Sunday 04 December 2016

APAC Digital Overview Part One

Last May, the Edelman Digital APAC team delivered one of the first regional visuals about the status of social media across the region. For years we’ve produced a whole range of regional IP (including our yearly digital trends deck) – a space that has become increasingly cluttered with data and ‘infographs’ from different sources.

That’s why this year, my regional team felt it would be useful not only to provide a quantitative update on individual markets (see below), but some local context and a look ahead for the rest of the year around what marketers and communicators are likely to see in the fast moving world of social.

After posting an update from 13 key regional markets, I’ll wrap up with the region-wide insights for the rest of 2012. Right, let’s start at the top of the region, with the latest from Edelman’s Digital lead for Japan Alex Erasmus:

Japan: Social/Mobile Starting to Move Fast

If 2011 was the year Japan first noticed the power of social media, then 2012 surely has to be the year we see more investment and creativity. Only a handful of major Japanese brands currently have a social media presence and even less post frequently and with engaging content.

It’s still popular for companies to hire a third party ‘brand voice’ on social platforms, especially Facebook. While this can certainly be effective in a country where consumers need to be given ‘permission’ to buy a product, companies need to think more about differentiating themselves.

In addition, mobile usage of Facebook and Twitter has been relatively low (especially compared to the local mobile gaming platforms), but this appears to be shifting and brands should be aware of this when considering their digital media plan for the rest of 2012 and beyond.

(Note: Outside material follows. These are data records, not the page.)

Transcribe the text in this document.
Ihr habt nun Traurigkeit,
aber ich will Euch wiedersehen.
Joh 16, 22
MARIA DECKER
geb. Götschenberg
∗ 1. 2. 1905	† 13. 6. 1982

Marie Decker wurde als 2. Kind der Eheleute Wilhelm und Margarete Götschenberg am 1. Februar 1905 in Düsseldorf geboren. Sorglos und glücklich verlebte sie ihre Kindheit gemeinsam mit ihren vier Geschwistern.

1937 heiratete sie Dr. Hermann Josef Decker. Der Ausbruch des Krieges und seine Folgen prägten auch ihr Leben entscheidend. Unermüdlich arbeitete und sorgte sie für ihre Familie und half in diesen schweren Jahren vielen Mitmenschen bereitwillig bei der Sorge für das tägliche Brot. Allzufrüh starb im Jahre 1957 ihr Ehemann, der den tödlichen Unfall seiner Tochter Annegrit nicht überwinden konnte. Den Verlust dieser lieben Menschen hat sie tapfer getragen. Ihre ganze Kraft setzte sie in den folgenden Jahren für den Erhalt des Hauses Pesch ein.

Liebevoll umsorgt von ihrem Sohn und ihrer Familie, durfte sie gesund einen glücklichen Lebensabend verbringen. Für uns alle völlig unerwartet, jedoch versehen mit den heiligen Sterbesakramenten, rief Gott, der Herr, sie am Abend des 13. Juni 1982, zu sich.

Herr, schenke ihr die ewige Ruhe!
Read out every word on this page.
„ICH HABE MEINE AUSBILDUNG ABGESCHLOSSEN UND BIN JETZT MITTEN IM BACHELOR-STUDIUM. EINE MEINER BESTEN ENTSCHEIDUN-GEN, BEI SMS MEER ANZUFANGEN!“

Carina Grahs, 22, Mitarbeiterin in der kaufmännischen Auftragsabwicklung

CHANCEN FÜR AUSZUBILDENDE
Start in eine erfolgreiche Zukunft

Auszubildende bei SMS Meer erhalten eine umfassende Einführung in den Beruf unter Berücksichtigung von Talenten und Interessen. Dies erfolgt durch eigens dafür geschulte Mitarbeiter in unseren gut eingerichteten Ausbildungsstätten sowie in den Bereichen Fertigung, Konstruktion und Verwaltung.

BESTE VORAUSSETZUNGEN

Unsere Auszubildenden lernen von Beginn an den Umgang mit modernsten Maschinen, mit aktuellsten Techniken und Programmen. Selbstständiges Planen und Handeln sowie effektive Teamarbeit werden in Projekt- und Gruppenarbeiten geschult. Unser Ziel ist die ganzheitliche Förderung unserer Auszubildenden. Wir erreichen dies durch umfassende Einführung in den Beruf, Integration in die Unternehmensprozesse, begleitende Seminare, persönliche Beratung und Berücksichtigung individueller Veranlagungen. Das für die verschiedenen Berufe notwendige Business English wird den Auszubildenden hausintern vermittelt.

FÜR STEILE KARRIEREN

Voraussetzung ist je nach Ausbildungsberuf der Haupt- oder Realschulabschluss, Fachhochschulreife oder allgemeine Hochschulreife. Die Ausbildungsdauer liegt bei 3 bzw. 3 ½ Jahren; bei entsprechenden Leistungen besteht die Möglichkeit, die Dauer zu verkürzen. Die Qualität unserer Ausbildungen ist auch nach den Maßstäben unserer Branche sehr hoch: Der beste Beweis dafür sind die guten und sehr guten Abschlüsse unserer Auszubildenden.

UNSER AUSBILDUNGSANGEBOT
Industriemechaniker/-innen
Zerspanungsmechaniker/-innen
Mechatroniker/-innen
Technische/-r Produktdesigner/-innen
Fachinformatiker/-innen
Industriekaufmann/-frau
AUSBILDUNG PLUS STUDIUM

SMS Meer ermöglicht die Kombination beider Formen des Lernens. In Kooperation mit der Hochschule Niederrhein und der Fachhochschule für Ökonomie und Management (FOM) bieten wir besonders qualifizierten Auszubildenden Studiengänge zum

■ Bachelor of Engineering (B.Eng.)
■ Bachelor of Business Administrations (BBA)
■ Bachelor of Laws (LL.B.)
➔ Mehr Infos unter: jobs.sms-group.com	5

Contact Alex if you’d like more detail into the latest from Japan.

The second of the Edelman Digital APAC market overviews comes from Malaysia – a fascinating and sophisticated digital/social environment – often (wrongly) glossed over.

The use of social media in the 2008 Malaysian General Election was a landmark event felt across the entire region. As digital market lead Karen Hoh explains, given high social adoption and usage, there will be much to be learnt by tracking developments for the rest of the year.

Malaysia: Passion, Pins and Politics Driving Social

  • For the second half of 2012, we foresee a bigger spike in the growth of Twitter, especially in view of the coming general elections (GE) for the country. As we had observed in the 2008 GE, much of the success of the opposition party was driven primarily through social networks, giving them the clear advantage in garnering the public’s support and votes. Since that election, we’ve observed the exponential growth of social channels such as Twitter and Facebook, that have become key platforms for political activism and citizen reporting.
  • Other key trends we are observing, is the growth of Pinterest. Pinterest is fast defining the way consumers share their interests online; especially displaying a new social behaviour called “pinning.” Pinning either a design they saw on a website, or pinning and sharing a fashion style they prefer, it’s a new way of keeping track of items or products that they want to go back to, or keep track of. The idea of “pinning” has since penetrated the way Facebook has changed its interface, so that it allows brands to pin wall posts on top of their page.
  • Our advice for brands is to pay attention on how fans share their passions on the issues or topics they like, and leverage that to their advantage. So new platforms, such as Pinterest, are worth exploring for a new campaign or to promote a brand or product or issue.

Korean politicians are also leveraging social media in a big way in advance of elections later this year. However, according to my colleague Erik Cornelius it is the (continued) fast rise of social media marketing (esp. Facebook and Twitter) that remains the trend to watch for the rest of 2012.

I remember working with the team to launch our first client Facebook brand page in Korea at the beginning of 2011. At that time we wondered how sustainable the engagement of a community could be – there is no question any more.

South Korea: Social Media Marketing Breaks Out

2012 has been a breakout year for brands on social media in Korea. They’ve proven that they can draw large numbers of fans by engaging people directly and offering something of value – whether that’s improved customer service (SK Telecom), access to offline events (Restylane), interesting information (Swiss Pavilion) or a sense of community (RIM).

There are also a growing number of Korea-specific apps that tap into social media or, in the case of the near-ubiquitous Kakao Talk messenger app, replicate many of the features of a social network on a mobile-only platform. KaKao Talk is going global and their “Brand Talk” service allows brands to promote themselves via Kakao Talk. Daum’s MyPeople is also pushing to gain market share in an already competitive market.

More than half of all Koreans now carry smartphones – making apps, websites and advertising delivered via mobile a very, very hot area for the rest of 2012.